During its brief life, Wannacry became most infamous for disabling hundreds of computers used by Britain’s National Health Service, and was at one point serious threat to the UK’s ability to deliver healthcare in some hospitals.

The fact that a simple extortion device could disable Britain’s largest employer in an afternoon did not go unnoticed. Previously, something like Stuxnet needed the sophistication of a nation-state. But Wannacry looked like something you could create in your bedroom.

FILE PHOTO: A screenshot shows a WannaCry ransomware demand, provided by cyber security firm Symantec, in Mountain View, California, U.S. May 15, 2017. Courtesy of Symantec/Handout via REUTERS
A screenshot shows a WannaCry ransomware demand, provided by cyber security firm Symantec.
 Thomson Reuters

Tsonchev told Business Insider that Wannacry changed the culture among serious black-hat hackers.

“Oh look, we can actually start to do things like take down manufacturing plants and affect the global shipping industry”

“So this year, we see follow-on attacks specifically targeting shipping terminals and ports. They hit the Port of Barcelona and the Port of San Diego and others. That seemed to follow the methodology of the lessons learned the previous year. ‘Oh look, we can actually start to do things like take down manufacturing plants and affect the global shipping industry.’ A couple years ago they were just thinking about stealing credit card data.”

Another scary thing?
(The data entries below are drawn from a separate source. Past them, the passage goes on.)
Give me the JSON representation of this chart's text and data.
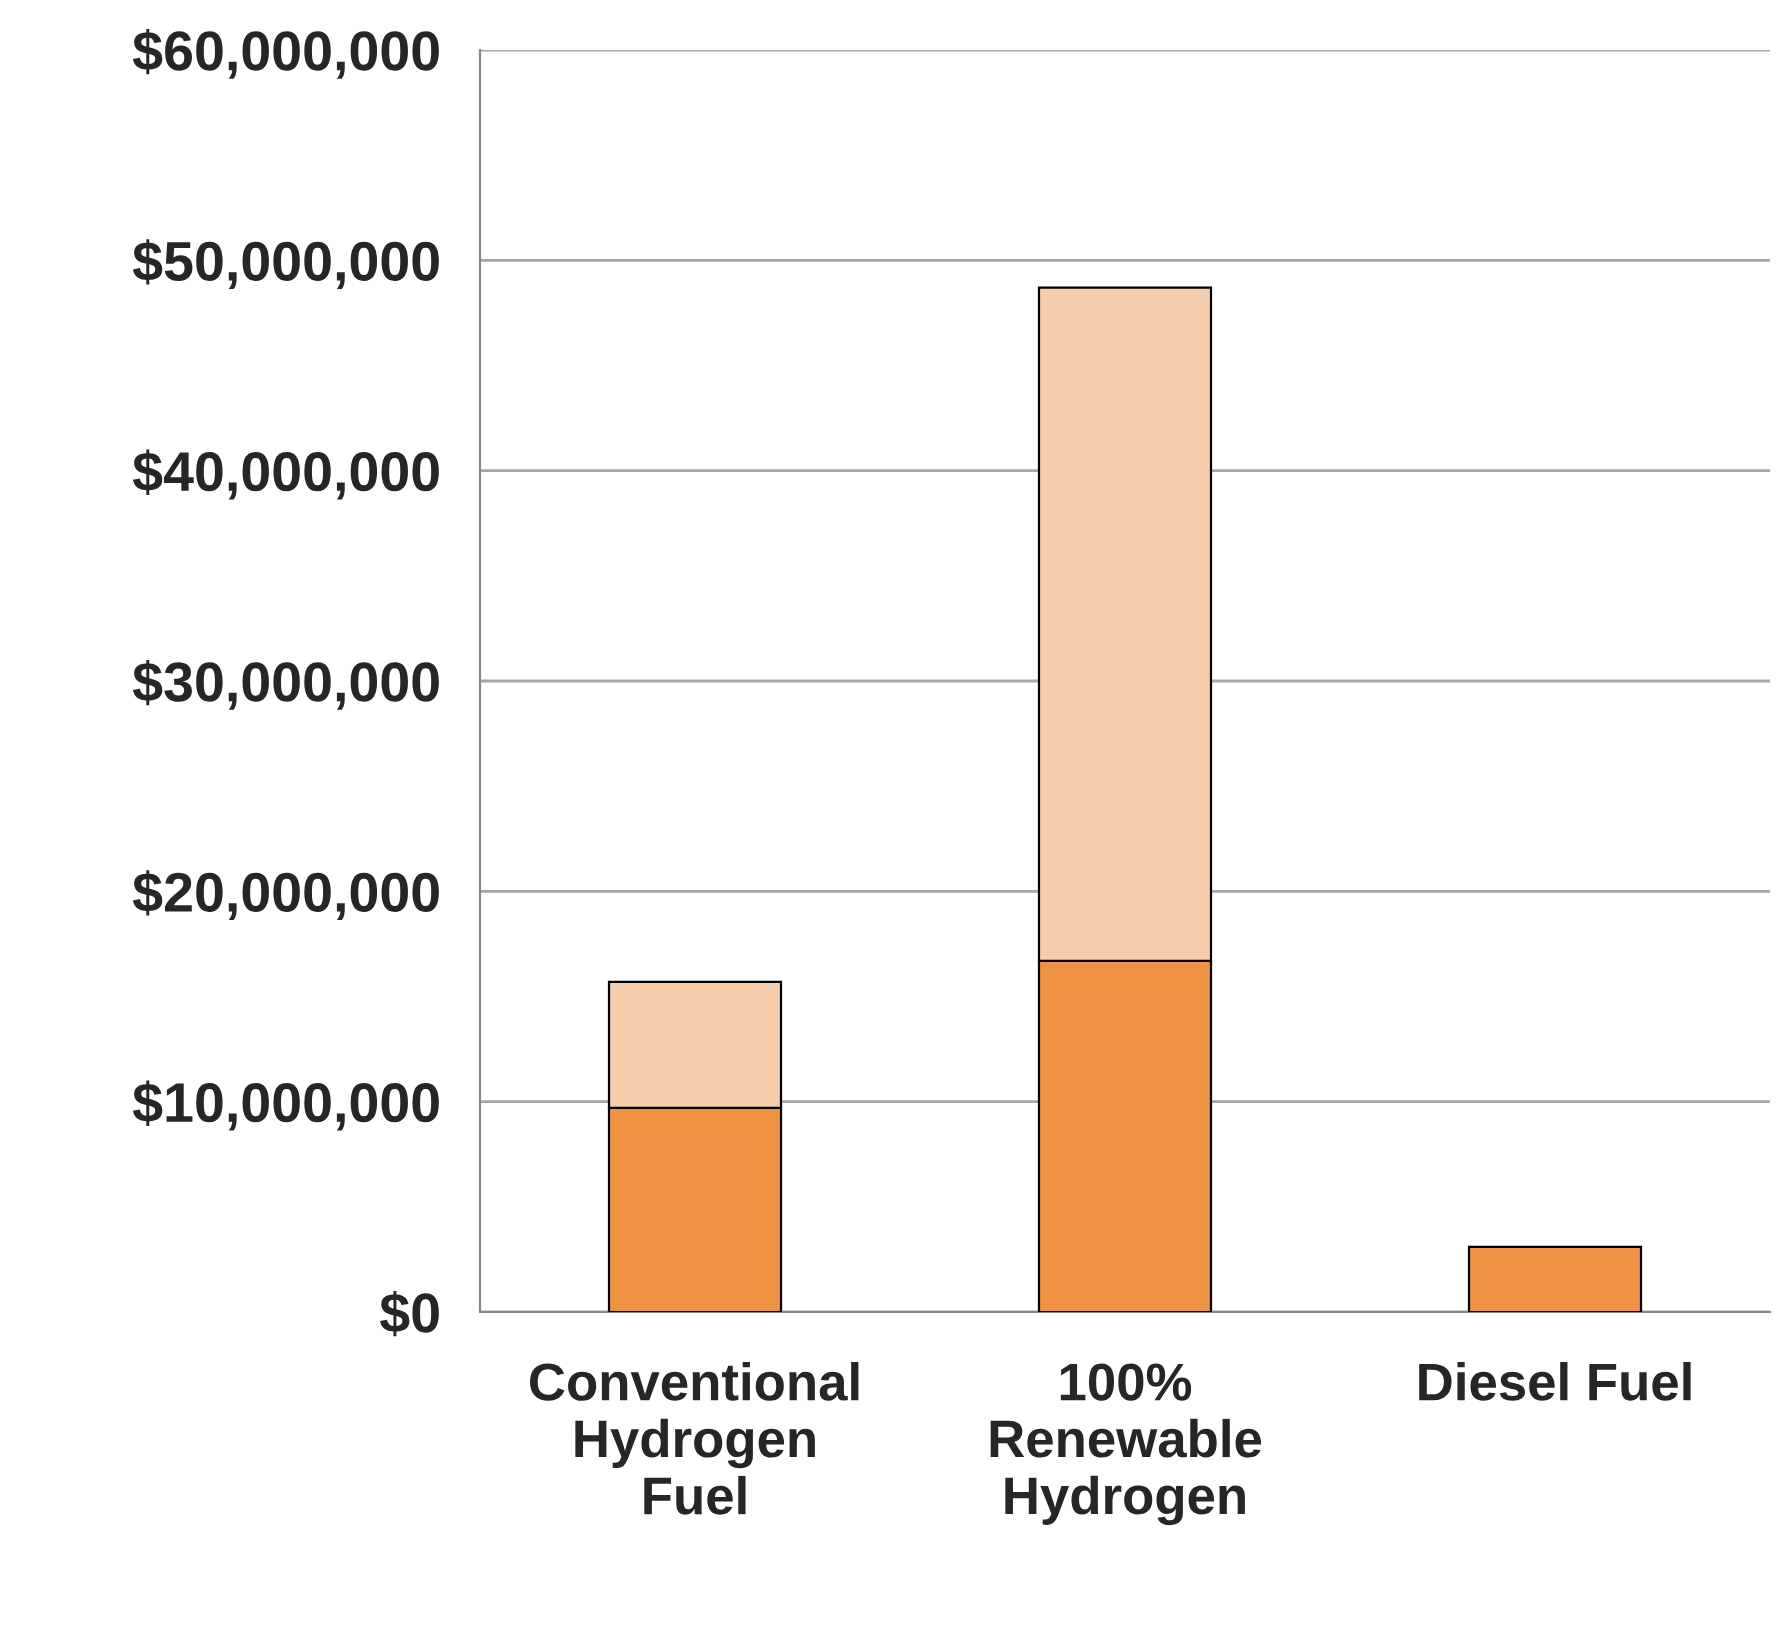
{
  "chart_data": {
    "type": "bar",
    "stacked": true,
    "categories": [
      "Conventional\nHydrogen\nFuel",
      "100%\nRenewable\nHydrogen",
      "Diesel Fuel"
    ],
    "series": [
      {
        "color": "#f09243",
        "values": [
          9700000,
          16700000,
          3100000
        ]
      },
      {
        "color": "#f7cead",
        "values": [
          6000000,
          32000000,
          null
        ]
      }
    ],
    "ylim": [
      0,
      60000000
    ],
    "yticks": [
      {
        "value": 0,
        "label": "$0"
      },
      {
        "value": 10000000,
        "label": "$10,000,000"
      },
      {
        "value": 20000000,
        "label": "$20,000,000"
      },
      {
        "value": 30000000,
        "label": "$30,000,000"
      },
      {
        "value": 40000000,
        "label": "$40,000,000"
      },
      {
        "value": 50000000,
        "label": "$50,000,000"
      },
      {
        "value": 60000000,
        "label": "$60,000,000"
      }
    ],
    "grid": "y",
    "legend": false
  }
}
The Wannacry attack was in May 2017. By December 2017, the US government confirmed that the North Korean government was responsible for the attack. The North Koreans probably just wanted money. The hermit-communist state is chronically poor.

But it may have taught North Korea something more useful: You don’t need bombs to bring a nation to its knees.

Oddly, you have a role to play in making sure this doesn’t happen. The reason Russia and North Korea and Israel and the US all got such devastating results in their attacks on foreign infrastructure is because ordinary people are bad at updating the security software on their personal computers. People let their security software get old and vulnerable, and then weeks later they’re hosting Stuxnet or Wannacry or Russia’s wifi listening posts.

So if you’re casting about for a New Year’s resolution right now, consider this one: Resolve to keep your phone and laptop up to date with system security software. Your country needs you.